I found the t10 four piece added a little excitement to the mix. Now, I have fun healing 25 mans as well -- as a raid healer with two strong pally tank healers -- but nevertheless, I think you might like the 4p bonus too. :)
And I just got a 3rd place ranking on WoL for Linch King last night using the t10, so it can't be all bad! :P
I tend to run 10s with a resto shaman, and 25s with 2 pally tank healers, so in 25s I'm the shieldbot too.
For 10s I think Disc is probably the most interesting and fun to play healer spec in the game right now. Incredibly versatile, quick to respond and with a great range of abilities.
I understand your point about the tedium of shieldbotting, but think this is currently caused by encounter design not class design.
PW:S is our best spell, and I love it. Our talents give it some awesome efficiency, GCD hasting and spellpower scaling. It gives disc much more time and freedom to respond to our predictions of incoming damage than other healers get. In 10s its still the first spell to turn to, but we can shield everyone who needs it and still have plenty of GCDs to cast a variety of other spells.
If the number of raid members in 25s liable to take damage was fewer, we'd similarly see more use of our other spells.
Its just that at this moment, the ICC encounters have been designed with a lot of raidwide damage. This is pushing all raid healers towards specialised playstyles, whether this is PW:S spam, Renew spam, Rejuvenate spam or Chain Heal spam. Sure, it makes disc more boring - it makes all raid healing more boring!
Just because your best answer to one particular circumstance (a raid-wide spread of damage) is spamming the spell best suited to that encounter model doesn't mean the class is bust. It just means there's too little variety (in terms of damage spreads) in encounter design at the moment.
It may get better, it may not. I tend to think of it as just the way things go in 25s. With the larger raid size comes more specialisation.
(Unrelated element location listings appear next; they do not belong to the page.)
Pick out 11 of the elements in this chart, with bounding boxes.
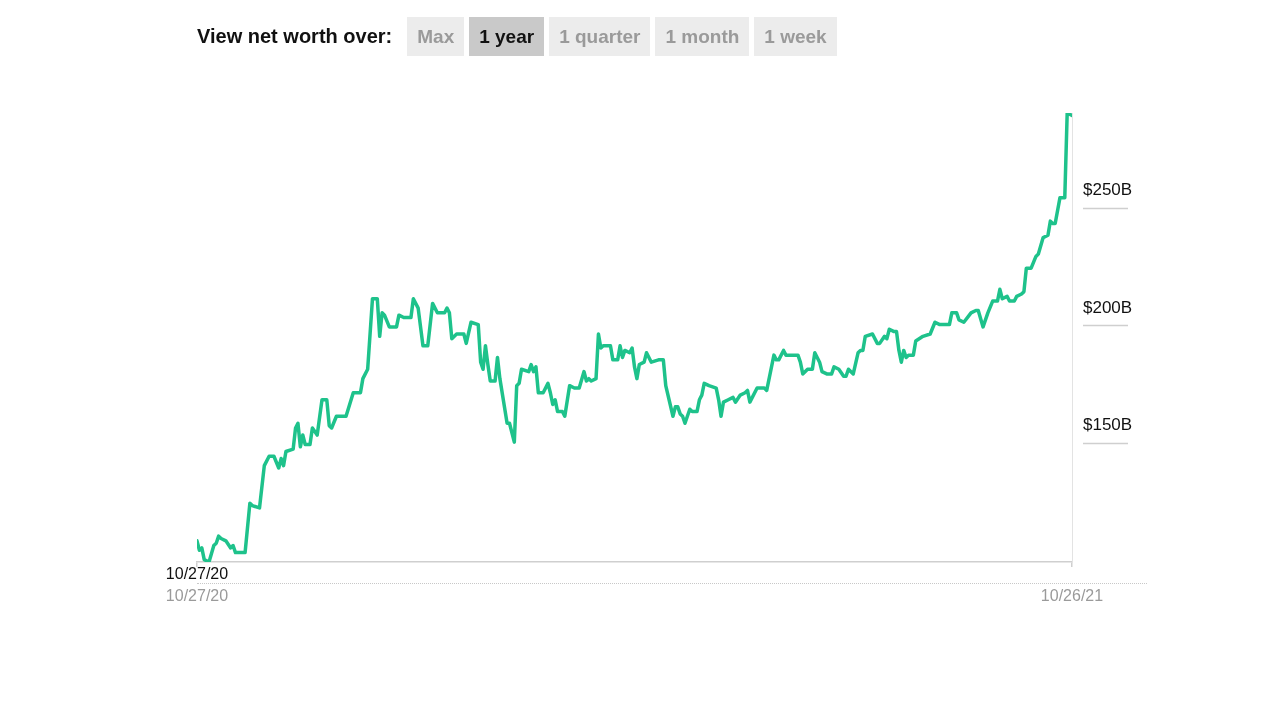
x-tick-label: 10/26/21 bbox=[1040, 587, 1104, 605]
y-tick-label: $150B bbox=[1083, 415, 1133, 435]
period-button[interactable]: 1 quarter bbox=[549, 17, 651, 56]
period-button[interactable]: Max bbox=[407, 17, 465, 56]
period-button[interactable]: 1 year bbox=[469, 17, 545, 56]
text: 10/27/20 bbox=[165, 565, 229, 583]
period-button[interactable]: 1 month bbox=[655, 17, 750, 56]
y-tick-label: $200B bbox=[1083, 297, 1133, 317]
chart-title: View net worth over: bbox=[197, 25, 393, 48]
y-tick-label: $250B bbox=[1083, 180, 1133, 200]
period-button[interactable]: 1 week bbox=[754, 17, 837, 56]
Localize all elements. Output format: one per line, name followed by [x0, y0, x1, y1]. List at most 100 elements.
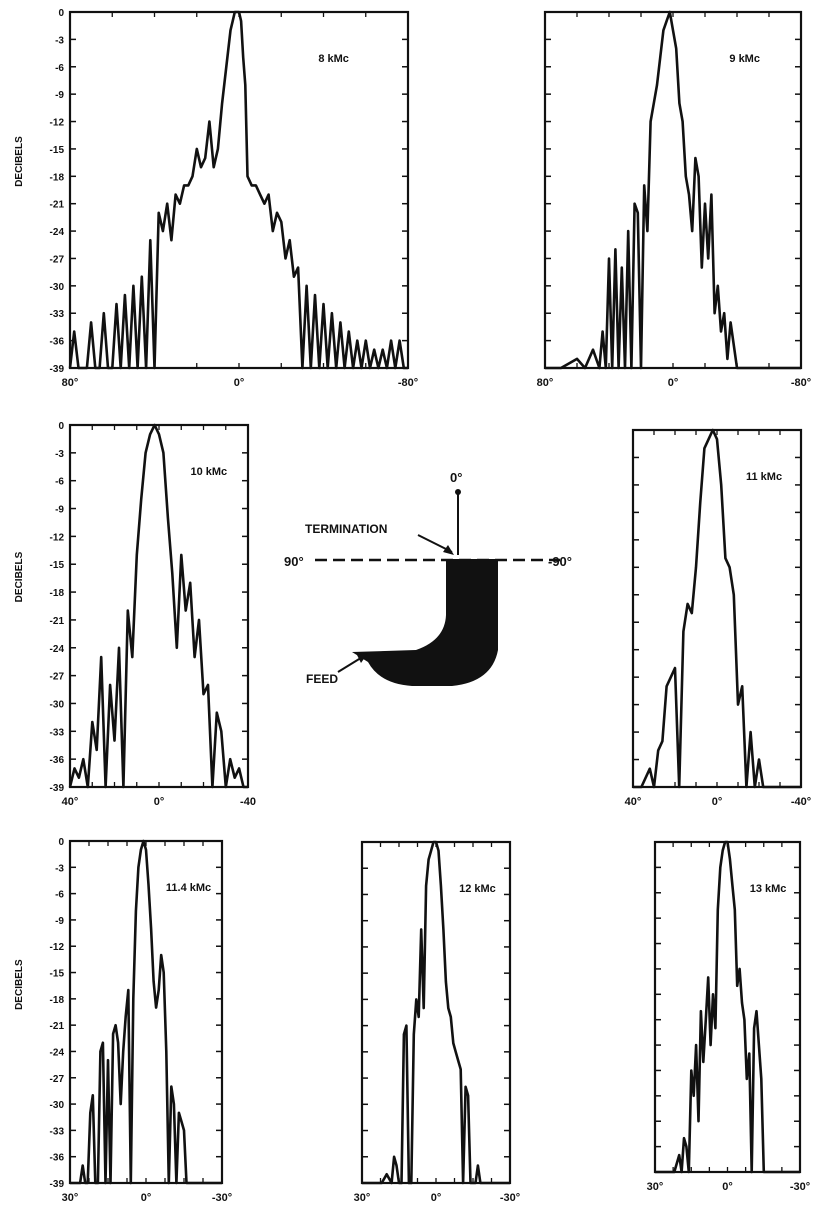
x-tick-label: 30° [354, 1192, 371, 1204]
y-tick-label: -6 [55, 63, 64, 74]
y-tick-label: -30 [50, 699, 65, 710]
y-axis-label: DECIBELS [14, 551, 25, 602]
y-tick-label: 0 [58, 421, 64, 432]
x-tick-label: 0° [234, 377, 245, 389]
chart-2: 80° 0° -80° 9 kMc [537, 10, 811, 389]
y-tick-label: -24 [50, 227, 65, 238]
chart-title: 9 kMc [729, 53, 760, 65]
y-tick-label: -33 [50, 1126, 65, 1137]
y-tick-label: -6 [55, 890, 64, 901]
x-tick-label: 0° [668, 377, 679, 389]
x-tick-label: 30° [62, 1192, 79, 1204]
pattern-line [68, 10, 408, 370]
y-axis-label: DECIBELS [14, 136, 25, 187]
y-tick-label: 0 [58, 837, 64, 848]
y-tick-label: -3 [55, 449, 64, 460]
y-tick-label: -9 [55, 505, 64, 516]
chart-title: 10 kMc [190, 466, 227, 478]
y-tick-label: -27 [50, 1074, 65, 1085]
chart-1: 0 -3 -6 -9 -12 -15 -18 -21 -24 -27 -30 -33 -36 -39 80°… [14, 8, 418, 389]
zero-degree-marker [455, 489, 461, 495]
pattern-line [633, 428, 801, 789]
chart-7: 30° 0° -30° 13 kMc [647, 840, 810, 1193]
termination-arrowhead [443, 545, 454, 555]
feed-label: FEED [306, 672, 338, 686]
y-tick-label: -15 [50, 560, 65, 571]
x-tick-label: -30° [500, 1192, 520, 1204]
y-tick-label: -30 [50, 282, 65, 293]
x-tick-label: 0° [141, 1192, 152, 1204]
chart-5: 0 -3 -6 -9 -12 -15 -18 -21 -24 -27 -30 -33 -36 -39 30°… [14, 837, 232, 1204]
y-tick-label: -33 [50, 727, 65, 738]
angle-right-label: -90° [548, 554, 572, 569]
chart-title: 11.4 kMc [166, 882, 211, 894]
feed-diagram: 0° 90° -90° TERMINATION FEED [284, 470, 572, 686]
pattern-line [362, 840, 510, 1185]
y-tick-label: 0 [58, 8, 64, 19]
y-tick-label: -12 [50, 942, 65, 953]
x-tick-label: 80° [537, 377, 554, 389]
y-axis-label: DECIBELS [14, 959, 25, 1010]
plot-frame [68, 10, 410, 370]
y-tick-label: -30 [50, 1100, 65, 1111]
y-tick-label: -27 [50, 672, 65, 683]
y-tick-label: -21 [50, 616, 65, 627]
x-tick-label: 0° [154, 796, 165, 808]
y-tick-label: -24 [50, 644, 65, 655]
chart-3: 0 -3 -6 -9 -12 -15 -18 -21 -24 -27 -30 -33 -36 -39 40°… [14, 421, 256, 808]
x-tick-label: 30° [647, 1181, 664, 1193]
plot-frame [631, 428, 803, 789]
y-tick-label: -12 [50, 532, 65, 543]
chart-title: 12 kMc [459, 883, 496, 895]
y-tick-label: -9 [55, 916, 64, 927]
termination-label: TERMINATION [305, 522, 387, 536]
y-tick-label: -21 [50, 200, 65, 211]
y-tick-label: -33 [50, 309, 65, 320]
chart-title: 11 kMc [746, 471, 782, 483]
y-tick-label: -18 [50, 995, 65, 1006]
x-tick-label: 0° [431, 1192, 442, 1204]
plot-frame [543, 10, 803, 370]
x-tick-label: -30° [212, 1192, 232, 1204]
pattern-line [655, 840, 800, 1174]
x-tick-label: 0° [722, 1181, 733, 1193]
chart-title: 8 kMc [318, 53, 349, 65]
y-tick-label: -3 [55, 863, 64, 874]
x-tick-label: 40° [625, 796, 642, 808]
y-tick-label: -18 [50, 588, 65, 599]
charts-layer: 0-3-6-9-12-15-18-21-24-27-30-33-36-3980°… [14, 8, 811, 1204]
y-tick-label: -39 [50, 1179, 65, 1190]
x-tick-label: -80° [791, 377, 811, 389]
y-tick-label: -15 [50, 969, 65, 980]
y-tick-label: -36 [50, 1153, 65, 1164]
y-tick-label: -39 [50, 783, 65, 794]
y-tick-label: -36 [50, 755, 65, 766]
y-tick-label: -6 [55, 477, 64, 488]
angle-top-label: 0° [450, 470, 462, 485]
pattern-line [545, 10, 801, 370]
angle-left-label: 90° [284, 554, 304, 569]
y-tick-label: -36 [50, 337, 65, 348]
x-tick-label: -40° [791, 796, 811, 808]
x-tick-label: 40° [62, 796, 79, 808]
y-tick-label: -39 [50, 364, 65, 375]
y-tick-label: -12 [50, 118, 65, 129]
chart-title: 13 kMc [750, 883, 787, 895]
x-tick-label: -40 [240, 796, 256, 808]
pattern-line [70, 839, 222, 1185]
y-tick-label: -15 [50, 145, 65, 156]
y-tick-label: -3 [55, 35, 64, 46]
x-tick-label: 0° [712, 796, 723, 808]
chart-6: 30° 0° -30° 12 kMc [354, 840, 520, 1204]
y-tick-label: -18 [50, 172, 65, 183]
x-tick-label: 80° [62, 377, 79, 389]
feed-horn-body [352, 559, 498, 686]
y-tick-label: -27 [50, 254, 65, 265]
x-tick-label: -80° [398, 377, 418, 389]
y-tick-label: -24 [50, 1047, 65, 1058]
feed-arrowhead [357, 653, 368, 663]
y-tick-label: -21 [50, 1021, 65, 1032]
x-tick-label: -30° [790, 1181, 810, 1193]
y-tick-label: -9 [55, 90, 64, 101]
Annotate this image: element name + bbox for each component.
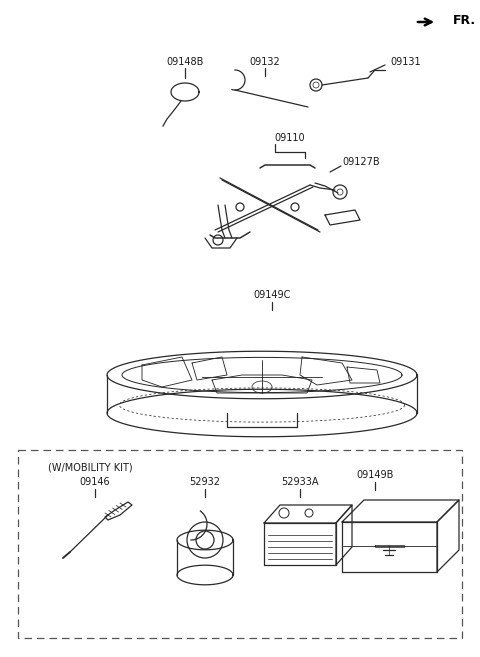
Text: 09149B: 09149B	[356, 470, 394, 480]
Text: 52932: 52932	[190, 477, 220, 487]
Text: (W/MOBILITY KIT): (W/MOBILITY KIT)	[48, 462, 132, 472]
Text: 09149C: 09149C	[253, 290, 291, 300]
Text: 52933A: 52933A	[281, 477, 319, 487]
Text: FR.: FR.	[453, 14, 476, 28]
Text: 09127B: 09127B	[342, 157, 380, 167]
Text: 09131: 09131	[390, 57, 420, 67]
Text: 09146: 09146	[80, 477, 110, 487]
Text: 09148B: 09148B	[166, 57, 204, 67]
Bar	[18, 450, 462, 638]
Text: 09110: 09110	[275, 133, 305, 143]
Text: 09132: 09132	[250, 57, 280, 67]
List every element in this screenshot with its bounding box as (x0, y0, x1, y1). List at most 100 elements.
Most healers end up spamming their "best" button, so I don't think aiming qq at the disc spec is justified right now.
With Cataclysm set to shake up issues of health, healing and regen then I'm hoping that this will improve the situation a little, but its still the case that if you enjoy the variety of responding to a range of situations you'll have more fun in 10s than 25s because your assignments will by necessity be broader.
Having just moved guilds to one that is more focused on 25 man progression I have had to change my healing style to the bubble spammer (or manual Val'anyr, Hammer of Ancient Kings proc as I prefer to call it).
Like yourself I was the rejuvenated holy priest by the fun that Disc brought at the Naxx/Ulduar level of raiding and am once again back to the end of TBC feeling.
I don't think its the spec thats wrong I thing the real issue is the stupidly high amount of raid damage that goes on within ICC that is the real cause.
If the talk of the "old" style of reactive healing is coming back in Cataclysm it should restore Disc to the fun days again.